Economists had expected a deficit of $2 billion, according to Thomson Reuters.
“It was a rough start to the year in terms of economic data and the bumpy ride continued in today’s trade numbers,” Royce Mendes, analyst at CIBC Capital Markets said in a note to clients.
The increased deficit came as imports rose 1.9 per cent to $48.6 billion, boosted by imports of energy products.
Exports increased 0.4 per cent to $45.9 billion, due to higher exports of passenger cars and light trucks.
Regionally, Canada’s trade surplus with the United States narrowed to $2.6 billion in February compared with $2.9 billion in January as imports from the U.S. grew 3.3 per cent. Exports to the U.S. increased 1.9 per cent.
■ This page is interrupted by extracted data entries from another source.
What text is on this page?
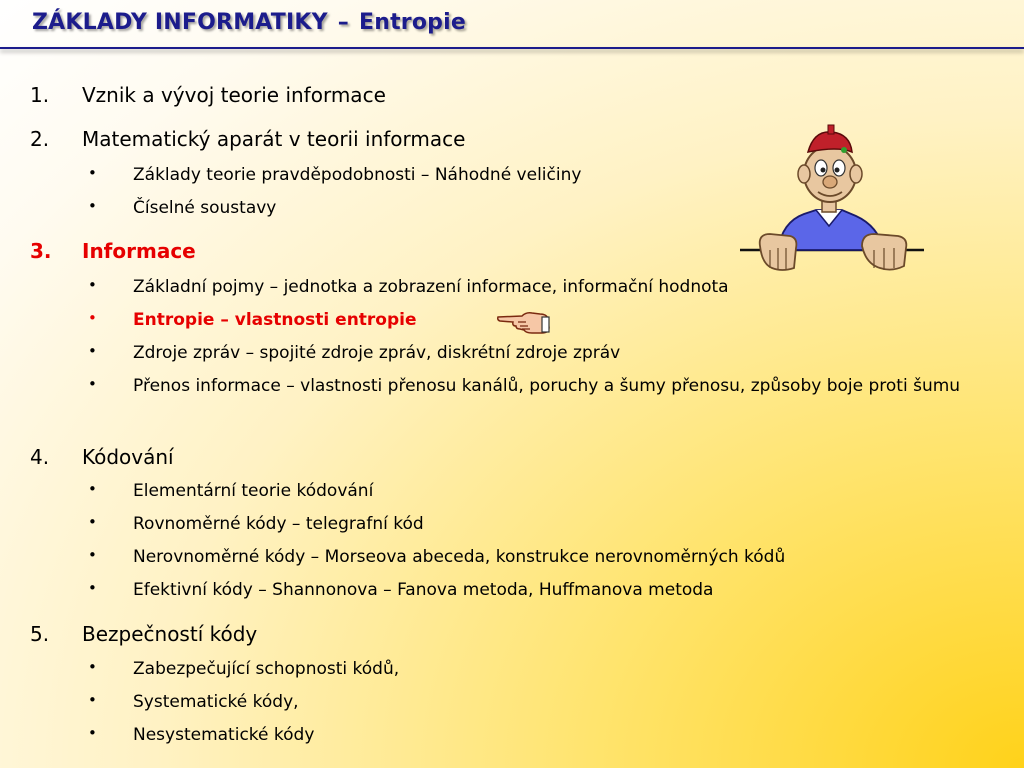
ZÁKLADY INFORMATIKY – Entropie
1. Vznik a vývoj teorie informace
2. Matematický aparát v teorii informace
• Základy teorie pravděpodobnosti – Náhodné veličiny
• Číselné soustavy
3. Informace
• Základní pojmy – jednotka a zobrazení informace, informační hodnota
• Entropie – vlastnosti entropie
• Zdroje zpráv – spojité zdroje zpráv, diskrétní zdroje zpráv
• Přenos informace – vlastnosti přenosu kanálů, poruchy a šumy přenosu, způsoby boje proti šumu
4. Kódování
• Elementární teorie kódování
• Rovnoměrné kódy – telegrafní kód
• Nerovnoměrné kódy – Morseova abeceda, konstrukce nerovnoměrných kódů
• Efektivní kódy – Shannonova – Fanova metoda, Huffmanova metoda
5. Bezpečností kódy
• Zabezpečující schopnosti kódů,
• Systematické kódy,
• Nesystematické kódy
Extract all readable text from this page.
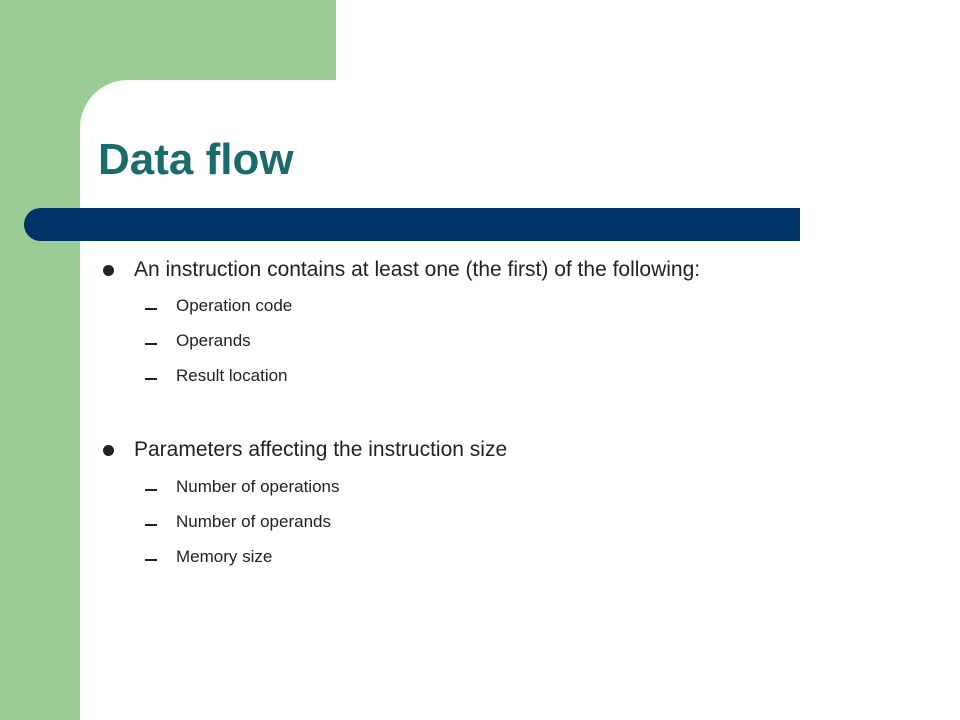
Data flow
An instruction contains at least one (the first) of the following:
Operation code
Operands
Result location
Parameters affecting the instruction size
Number of operations
Number of operands
Memory size
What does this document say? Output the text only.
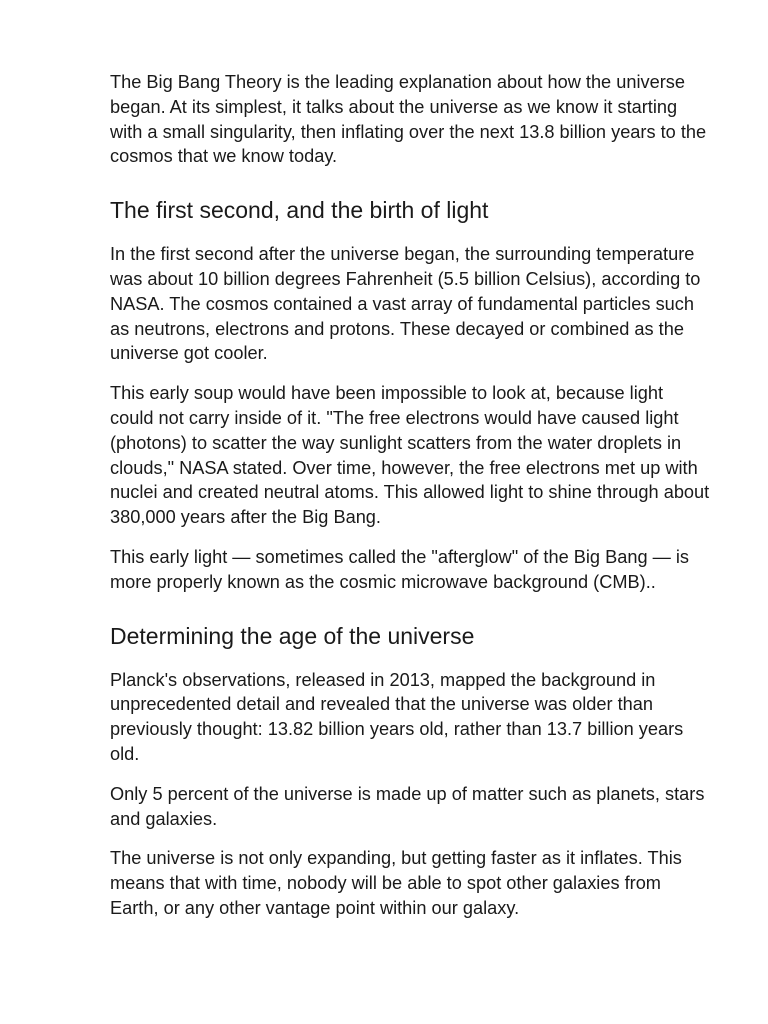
The Big Bang Theory is the leading explanation about how the universe began. At its simplest, it talks about the universe as we know it starting with a small singularity, then inflating over the next 13.8 billion years to the cosmos that we know today.

The first second, and the birth of light

In the first second after the universe began, the surrounding temperature was about 10 billion degrees Fahrenheit (5.5 billion Celsius), according to NASA. The cosmos contained a vast array of fundamental particles such as neutrons, electrons and protons. These decayed or combined as the universe got cooler.

This early soup would have been impossible to look at, because light could not carry inside of it. "The free electrons would have caused light (photons) to scatter the way sunlight scatters from the water droplets in clouds," NASA stated. Over time, however, the free electrons met up with nuclei and created neutral atoms. This allowed light to shine through about 380,000 years after the Big Bang.

This early light — sometimes called the "afterglow" of the Big Bang — is more properly known as the cosmic microwave background (CMB)..

Determining the age of the universe

Planck's observations, released in 2013, mapped the background in unprecedented detail and revealed that the universe was older than previously thought: 13.82 billion years old, rather than 13.7 billion years old.

Only 5 percent of the universe is made up of matter such as planets, stars and galaxies.

The universe is not only expanding, but getting faster as it inflates. This means that with time, nobody will be able to spot other galaxies from Earth, or any other vantage point within our galaxy.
“Overall, while export volumes did rebound, removing some of the negativity surrounding this report, they remain disappointing given the strong US economy and weak Canadian dollar.” Mendes noted. “The data should be positive for fixed income, as it plays into our forecast for a patient Bank of Canada, and bearish for the Canadian dollar.”
The loonie was down one-tenth of a cent to 78.20 against the U.S. dollar.
Canada’s trade deficit with countries other than the United States increased to $5.3 billion in February from $4.9 billion in January.